The dance department’s open house on Saturday, held in the ’62 Center for Theatre and Dance during Family Days, featured short performances by several campus dance groups and was well-attended by both students and their family members. The intimate and personal gathering showed off what the dance department has to offer and allowed a glimpse into their world of informal rehearsal that many never get to experience.
The Zambezi Marimba Band kicked off the event in the CenterStage lobby, playing several selections from recent concerts in addition to some new pieces still in the works. Though not a dance troupe in the strictest of terms, there is a certain unavoidable movement associated with playing the marimba, a large, wooden instrument that forces the body to sway to simply produce any sound at all. The most striking aspect of Zambezi’s performance is the infectious look of pure joy on the players’ faces: Watching them make music is more like catching a glimpse of good friends at practice than watching a carefully and finely-tuned performance, although no doubt many hours of preparation go into creating this impression.

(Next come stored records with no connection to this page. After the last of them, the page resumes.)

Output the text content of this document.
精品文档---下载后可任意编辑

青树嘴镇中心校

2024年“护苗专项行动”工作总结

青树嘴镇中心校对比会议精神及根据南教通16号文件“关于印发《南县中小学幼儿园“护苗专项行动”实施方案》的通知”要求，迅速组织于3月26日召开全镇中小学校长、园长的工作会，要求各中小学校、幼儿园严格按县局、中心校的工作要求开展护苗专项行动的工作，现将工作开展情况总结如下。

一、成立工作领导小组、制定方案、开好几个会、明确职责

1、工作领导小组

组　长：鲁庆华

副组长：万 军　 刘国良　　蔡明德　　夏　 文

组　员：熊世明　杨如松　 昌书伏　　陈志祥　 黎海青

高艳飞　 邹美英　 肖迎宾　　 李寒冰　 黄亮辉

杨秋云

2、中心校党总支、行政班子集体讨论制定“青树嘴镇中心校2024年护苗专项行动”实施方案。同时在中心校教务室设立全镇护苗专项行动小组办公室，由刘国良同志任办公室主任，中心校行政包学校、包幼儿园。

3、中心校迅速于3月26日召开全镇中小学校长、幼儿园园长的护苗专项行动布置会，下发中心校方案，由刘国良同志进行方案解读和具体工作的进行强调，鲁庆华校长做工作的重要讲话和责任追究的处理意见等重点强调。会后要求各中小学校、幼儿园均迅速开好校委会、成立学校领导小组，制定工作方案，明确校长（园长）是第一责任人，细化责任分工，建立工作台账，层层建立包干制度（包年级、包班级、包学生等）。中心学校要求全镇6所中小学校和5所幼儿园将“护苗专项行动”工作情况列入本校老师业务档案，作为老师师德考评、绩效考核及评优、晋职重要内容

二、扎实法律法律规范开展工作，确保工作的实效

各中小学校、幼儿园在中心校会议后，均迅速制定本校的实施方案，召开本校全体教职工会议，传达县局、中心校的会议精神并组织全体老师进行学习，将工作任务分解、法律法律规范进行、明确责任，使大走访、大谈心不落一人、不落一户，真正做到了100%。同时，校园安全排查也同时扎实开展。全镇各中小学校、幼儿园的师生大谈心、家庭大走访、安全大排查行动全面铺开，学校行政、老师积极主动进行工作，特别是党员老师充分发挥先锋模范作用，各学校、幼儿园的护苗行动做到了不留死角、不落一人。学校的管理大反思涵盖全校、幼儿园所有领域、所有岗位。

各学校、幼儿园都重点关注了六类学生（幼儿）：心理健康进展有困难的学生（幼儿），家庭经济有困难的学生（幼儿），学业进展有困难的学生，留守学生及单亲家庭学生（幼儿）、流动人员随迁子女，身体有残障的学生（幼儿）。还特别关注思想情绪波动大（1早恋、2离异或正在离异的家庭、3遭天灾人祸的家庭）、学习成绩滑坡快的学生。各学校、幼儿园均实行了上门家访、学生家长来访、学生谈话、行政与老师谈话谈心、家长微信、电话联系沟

After this performance, each of the department’s four groups – Kusika, CoDa, Sankofa and INISH – presented pieces in the upstairs dance studio. Kusika, a group that performs traditional African dances from Ghana, Senegal and Zimbabwe, first demonstrated a typical warm-up. The affair was exceptionally calm and looked almost like yoga in the slowness and fluidity of the dancers’ motions. Next, CoDa showcased a unique style of warm-up: Drawing inspiration from both classical ballet as well as more modern techniques, the group began its warm-up in two distinct halves, each performing different tasks, and gradually merged together. The dancers made use of the whole studio space, leaping and prancing across the entire length of the room in exceptional displays of grace.
In a sudden and refreshing shift, Sankofa, the College’s step team, appeared next. As opposed to showing a more traditional warm-up, the group’s leaders taught a short routine to the rest of the group as the audience watched. It was an interesting insight into how the steppers learn choreography and what exactly goes on in practice once the warm-up is over. Finally, INISH, which specializes in traditional Irish dance, performed a typical warm-up accompanied by live music.
Afterward, each group showcased a full-length dance. Kusika danced a fast-paced, energetic routine that can only be described as controlled chaos: The dancers began in several different groups, each performing different steps but eventually merging together into a circle, moving around one another with staggering speed and balance. The dancers were wholly interdependent on one another; the moves built off of each other, and without the precision of each participant, the entire dance could be thrown off. Though it may have appeared random at first, the underlying order was evident.
CoDa performed two pieces, the first a duet and the second featuring the entire company. The duet, featuring a first-year and a senior, was an extremely playful and even funny piece set to Etta James’ “At Last.” A combination of fluid and sudden movements made the dance interesting to watch and added an air of the unexpected. It was a perfect reflection of the informal atmosphere of the entire open house, with smiles and giggles exchanged by the dancers in the midst of precise and well-executed movements. The second dance from CoDa was set to a piece by Stravinsky, and featured some of the more classical elements alongside the modern. Once again, the company began the dance in two groups and gradually melded together.
Sankofa’s performance marked a radical change in the performance’s tone. The men performed first, dancing to original choreography by a Sankofa alum based on Indian drumming. The Sankofa women were extremely vocal during the performance, calling out words of encouragement to both individuals and to the group as a whole. The calls created music of their own, complimenting the sounds made by the stomps and slaps ever present in step-dancing. Afterward, the women performed before the group moved into dancing together.
Finally, INISH performed a Scottish precursor to square dancing, which involved intricate patterns as the dancers weaved their arms together. Following this dance, they changed into traditional heavy tap shoes and performed a more typical Irish dance, tapping along to the rhythm with their arms at their sides.
After these performances, the department offered two workshops to the attendees, one in Irish dance and the other in African drumming. Designed for beginners, these workshops were both engaging and simple, with even some very small children participating. The open house showed just how many incredible opportunities there are to get involved with dance here at the College. If you find yourself wondering if dance is for you, take a chance. Try out for a company, or even just attend a performance. You may surprise yourself.